For fiscal 2010's third quarter, revenue of $2.68 billion was up big time -- nearly 13% year over year. That blows away recent quarterly results posted by such competitors as Kraft (NYSE: KFT), Kellogg, and even the industry's standout performer, General Mills (NYSE: GIS).

But lift the bun off those results, and Heinz's heaping helping shrinks to a more normal-sized portion. For one, revenue in the year-ago period was down 7.5%, setting up an awfully easy comparison. Moreover, favorable currency movements made an ample contribution to reported revenue.

By contrast, organic sales -- a metric that strips out the effects of forex and acquisitions/divestitures -- rose 3%. That's much more in line with the similarly adjusted sales figures that I've seen from other major players. 

Regular readers know that I'm a big fan of volume as a measure of retailer and consumer traction. But here we once again run into a problem of appearance versus reality. While total volume did increase slightly more than 1%, it would've been difficult not to turn in a positive showing, given that this key data point sunk 6% in last year's comparative quarter.

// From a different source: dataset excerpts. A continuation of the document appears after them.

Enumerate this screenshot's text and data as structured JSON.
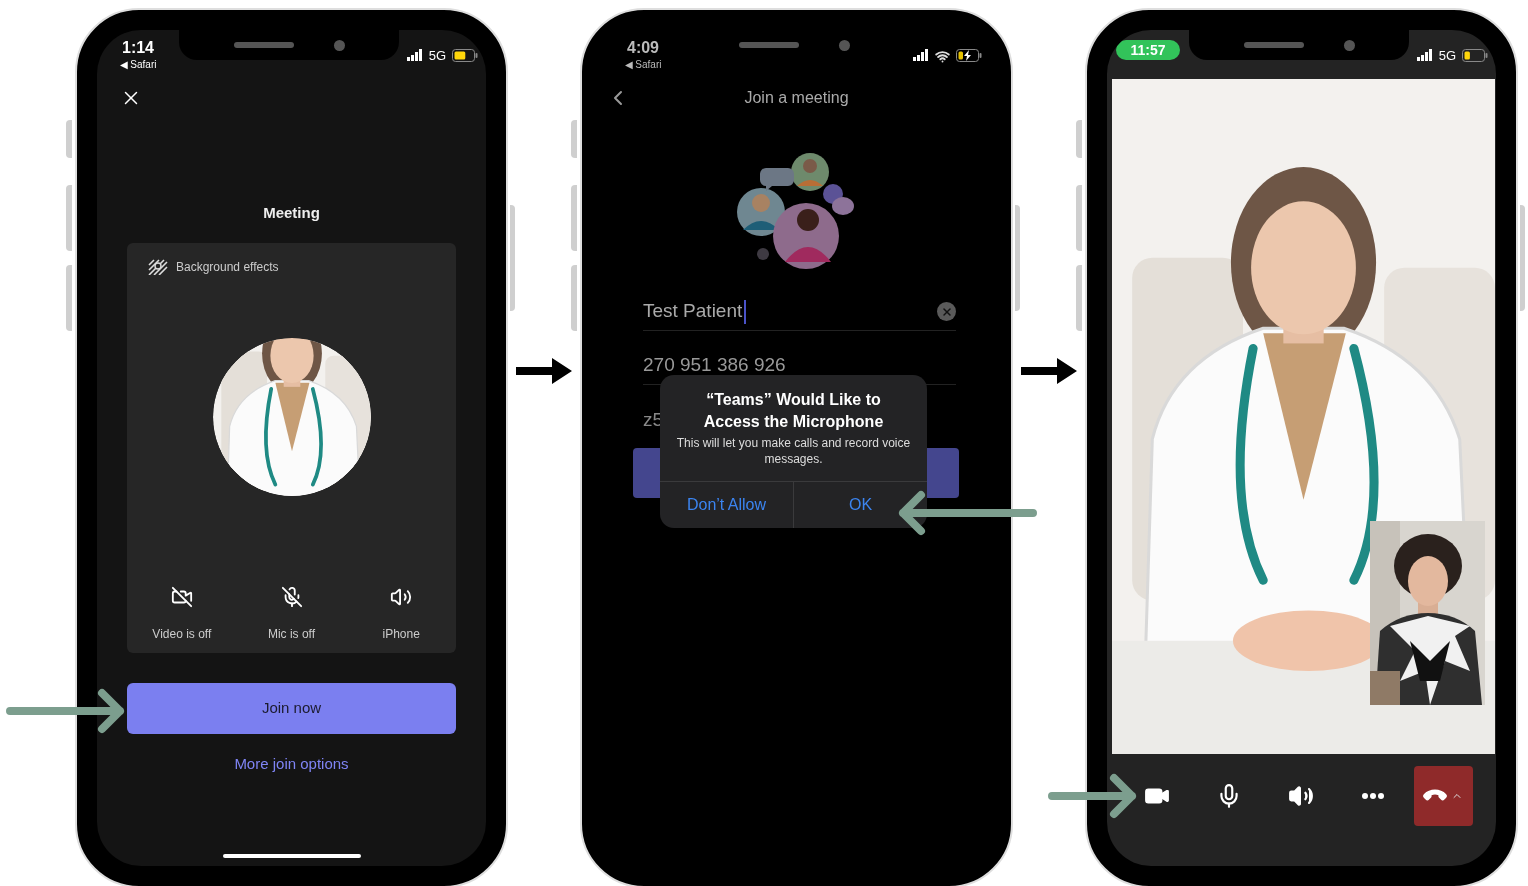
{
  "prejoin_screen": {
    "status_bar": {
      "time": "1:14",
      "back_link": "◀ Safari",
      "network": "5G"
    },
    "title": "Meeting",
    "background_effects": "Background effects",
    "device_toggles": [
      {
        "kind": "video",
        "label": "Video is off",
        "on": false
      },
      {
        "kind": "mic",
        "label": "Mic is off",
        "on": false
      },
      {
        "kind": "speaker",
        "label": "iPhone"
      }
    ],
    "join_button": "Join now",
    "more_options_link": "More join options"
  },
  "join_screen": {
    "status_bar": {
      "time": "4:09",
      "back_link": "◀ Safari"
    },
    "title": "Join a meeting",
    "name_field": {
      "value": "Test Patient"
    },
    "meeting_id_field": {
      "value": "270 951 386 926"
    },
    "passcode_field": {
      "value": "z5"
    },
    "permission_dialog": {
      "title": "“Teams” Would Like to Access the Microphone",
      "message": "This will let you make calls and record voice messages.",
      "buttons": [
        "Don’t Allow",
        "OK"
      ]
    }
  },
  "call_screen": {
    "status_bar": {
      "time": "11:57",
      "network": "5G"
    },
    "call_controls": [
      {
        "kind": "video",
        "on": true
      },
      {
        "kind": "mic",
        "on": true
      },
      {
        "kind": "speaker"
      },
      {
        "kind": "more"
      },
      {
        "kind": "hang_up"
      }
    ]
  }
}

Now, management was keen to notify conference-call listeners that volume would've been up nearly 3% if not for its food-service business. Externally, segment results were pressured by anemic restaurant traffic; internally, Heinz has been earnestly reducing product variety in order to boost profitability.

Look, we all know that quick-serve restaurants including McDonald's (NYSE: MCD) and Burger King (NYSE: BKC) have seen lackluster U.S. sales, even as outliers such as Panera (Nasdaq: PNRA) and Buffalo Wild Wings (Nasdaq: BWLD) buck the trend. Furthermore, I'm all for clarifying the impact of restructuring activities. The frustration, however, lies in management's failure to break out the poor foodservice performance according to each event. That omission made this and other parts of the conference call come across as a whirligig of positive spin.

If you're starting to get a bad taste in your mouth, just wait for this final forkful. As a savvy analyst duly noted, Heinz didn't even mention market-share trends. Different companies provide various levels of detail in this regard, but to be completely mum on the subject -- even when confronted on a conference call -- is frankly suspicious.

Ultimately, the quarter did have its genuine positives. Driven by pricing, currency, volume, and productivity advances, earnings per share increased more than 9%, to $0.83. Organic sales in emerging markets jumped 15%. Meanwhile, operating free cash flow soared 88% to $439 million.

But given management's less-than-straightforward approach to sharing company results, combined with easy year-over-year comparisons, it's hard to know whether the company is enjoying anything more than a one- or two-quarter bounce.

Unless shares pull back dramatically, put Heinz on your hot dog, but let others dress their portfolios with the stock.